Conspiracy and bid-rigging are indictable offences, and the penalties for a conviction under sections 45 and 47 are severe. Penalties were increased in 2010 to provide for a maximum prison term of 14 years, with a maximum fine of $25 million for a section 45 offence and a fine at the discretion of the court for a section 47 offence.3
When the maximum sentences were increased to 14 years, the power of courts to grant conditional or absolute discharges for convictions was lost, since these options are not available for offences with a maximum penalty of 14 years’ imprisonment. As noted below, Bill C-10 takes other sentencing options away.
Effect of Bill C-10 on the Competition Act
Bill C-10 was introduced by the Minister of Justice on September 20, 2011, as part of the law-and-order promises in the Conservative Party’s 2011 election platform. Although the effect on the Competition Act was likely not intended, Bill C-10 will have two key effects on convictions, including guilty pleas, under sections 45 and 47 of the Competition Act.
Removes sentencing flexibility
First, it removes the ability to sentence an individual to community service, also known as a conditional sentence. As sections 45 and 47 are indictable offences for which the maximum term of imprisonment is 14 years, Bill C-10 removes the power of courts to order a sentence of less than two years to be served in the community. This means any prison sentence as a result of a section 45 or 47 conviction would result in the sentence having to be served in prison. To date in Canada, no individual convicted under either section 45 or 47 has had to serve “real” time in prison.
Delays ability to travel abroad
Second, individuals convicted under sections 45 or 47 of the Competition Act would have to wait 10 years, instead of the current five years, to apply for a pardon after their sentences have expired (to be called a “record suspension”) pursuant to the changes made by Bill C-10. This will have a significant impact on individuals charged under sections 45 or 47, who will have to wait five years longer to receive a pardon. This will in turn affect these individuals’ ability to resume business activities after they have served their sentences. Of particular note is that a record of conviction affects the ability to travel to certain countries, particularly the United States, which bars entry to persons convicted of a criminal offence who have not received a pardon.
In addition, many corporations and individuals traditionally plead guilty to conspiracy offences after reaching an agreement with the Competition Bureau and the Director of Public Prosecutions that involves payment of a significant fine and if there is a term of imprisonment, that it be served in the community. Bill C-10 may limit the ability of the Bureau and the DPP to agree to such terms, resulting in accused individuals contesting more cases.
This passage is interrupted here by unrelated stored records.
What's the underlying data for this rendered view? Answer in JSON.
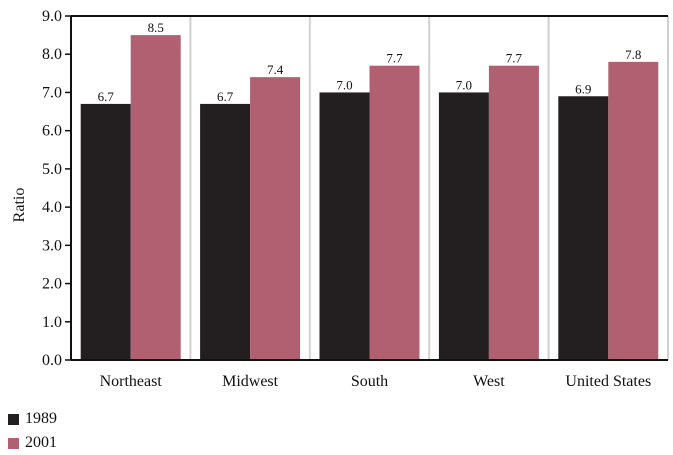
{
  "chart_data": {
    "type": "bar",
    "title": "",
    "xlabel": "",
    "ylabel": "Ratio",
    "ylim": [
      0,
      9
    ],
    "yticks": [
      "0.0",
      "1.0",
      "2.0",
      "3.0",
      "4.0",
      "5.0",
      "6.0",
      "7.0",
      "8.0",
      "9.0"
    ],
    "categories": [
      "Northeast",
      "Midwest",
      "South",
      "West",
      "United States"
    ],
    "series": [
      {
        "name": "1989",
        "values": [
          6.7,
          6.7,
          7.0,
          7.0,
          6.9
        ],
        "labels": [
          "6.7",
          "6.7",
          "7.0",
          "7.0",
          "6.9"
        ],
        "color": "#231f20"
      },
      {
        "name": "2001",
        "values": [
          8.5,
          7.4,
          7.7,
          7.7,
          7.8
        ],
        "labels": [
          "8.5",
          "7.4",
          "7.7",
          "7.7",
          "7.8"
        ],
        "color": "#b06070"
      }
    ],
    "grid": "vertical separators",
    "legend": "bottom-left"
  }
}
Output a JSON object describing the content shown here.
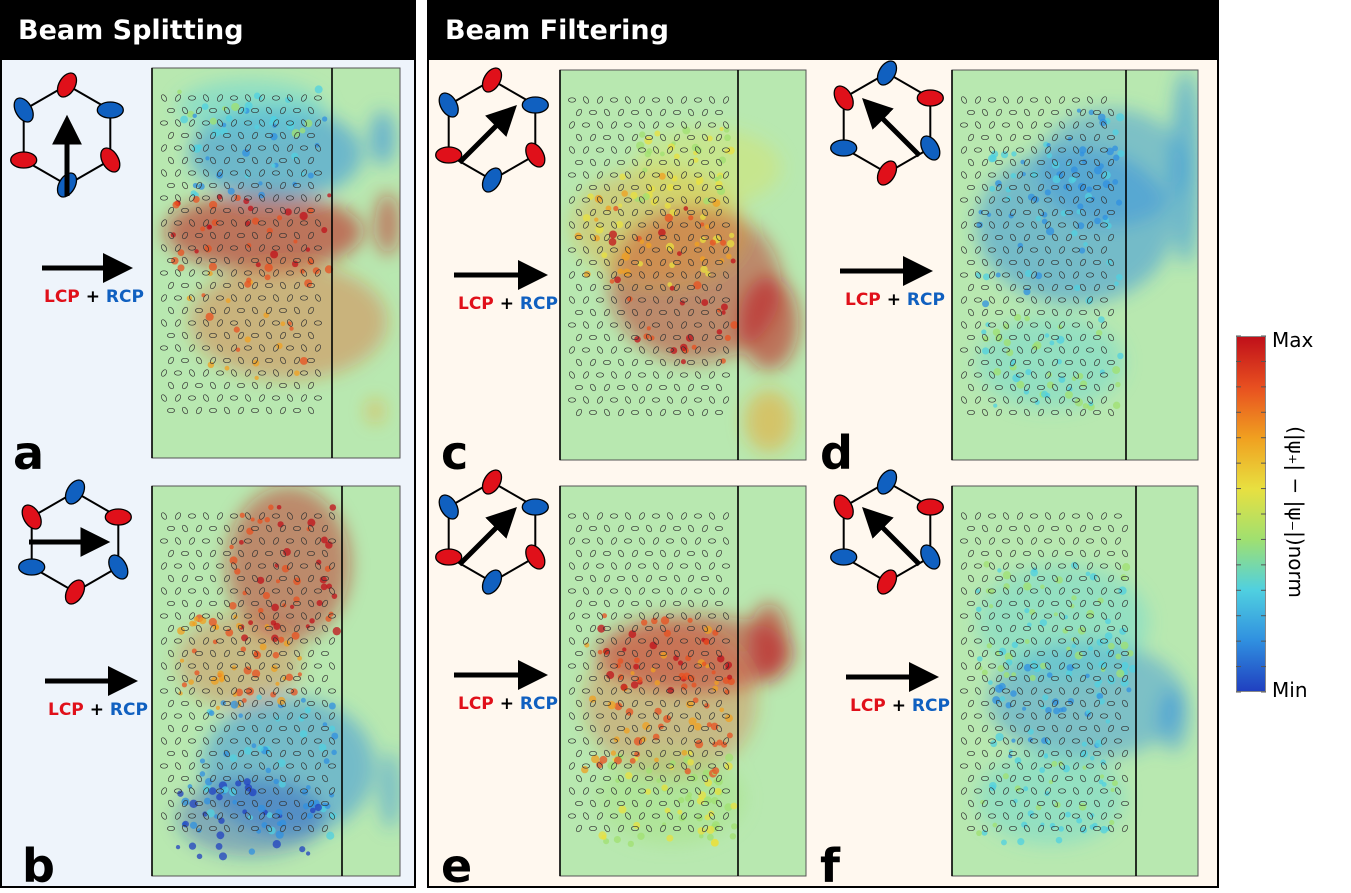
{
  "sections": {
    "splitting": {
      "title": "Beam Splitting"
    },
    "filtering": {
      "title": "Beam Filtering"
    }
  },
  "panels": [
    {
      "id": "a",
      "letter": "a",
      "lcp": "LCP",
      "plus": "+",
      "rcp": "RCP"
    },
    {
      "id": "b",
      "letter": "b",
      "lcp": "LCP",
      "plus": "+",
      "rcp": "RCP"
    },
    {
      "id": "c",
      "letter": "c",
      "lcp": "LCP",
      "plus": "+",
      "rcp": "RCP"
    },
    {
      "id": "d",
      "letter": "d",
      "lcp": "LCP",
      "plus": "+",
      "rcp": "RCP"
    },
    {
      "id": "e",
      "letter": "e",
      "lcp": "LCP",
      "plus": "+",
      "rcp": "RCP"
    },
    {
      "id": "f",
      "letter": "f",
      "lcp": "LCP",
      "plus": "+",
      "rcp": "RCP"
    }
  ],
  "colorbar": {
    "max_label": "Max",
    "min_label": "Min",
    "title": "(|ψ₊| − |ψ₋|)norm",
    "colors": [
      "#c0101a",
      "#e85020",
      "#f0a020",
      "#e8e040",
      "#a0e070",
      "#50d0e0",
      "#3090e0",
      "#2040c0"
    ]
  },
  "colors": {
    "lcp": "#e0101a",
    "rcp": "#1060c0",
    "field_background": "#b8e8b0",
    "splitting_bg": "#eef4fb",
    "filtering_bg": "#fff8ef"
  }
}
Next steps in light of Bill C-10
Bill C-10 has passed second reading in the House of Commons and is currently being studied in committee. It is believed the bill will be quickly passed by Parliament, likely before the end of 2011, as it was part of the Conservative Party’s election platform to pass the bill within 100 sitting days of Parliament, which began in June.4
Given the significant impact that Bill C-10 may have on both individuals and corporations, it would be prudent for business groups that believe the effect of Bill C-10 on sentences is overly harsh to attempt to have amendments made before the bill becomes law.
If Bill C-10 does become law in its current form, Canadian businesses should prepare or enhance corporate compliance plans and training for executives and employees to limit corporate and personal exposure under the Competition Act, particularly for breaches of sections 45 and 47. Companies that are first to report suspected violations and meet the criteria of the Bureau’s immunity and leniency programs can obtain some legal protection for individual employees. Greater vigilance is also warranted as a result of recent statements from the Commissioner of Competition that enforcement activity against individuals will be enhanced.5 This combination of an enhanced enforcement climate and a tough-on-crime federal government means images of executives in handcuffs could be coming to Canada very soon.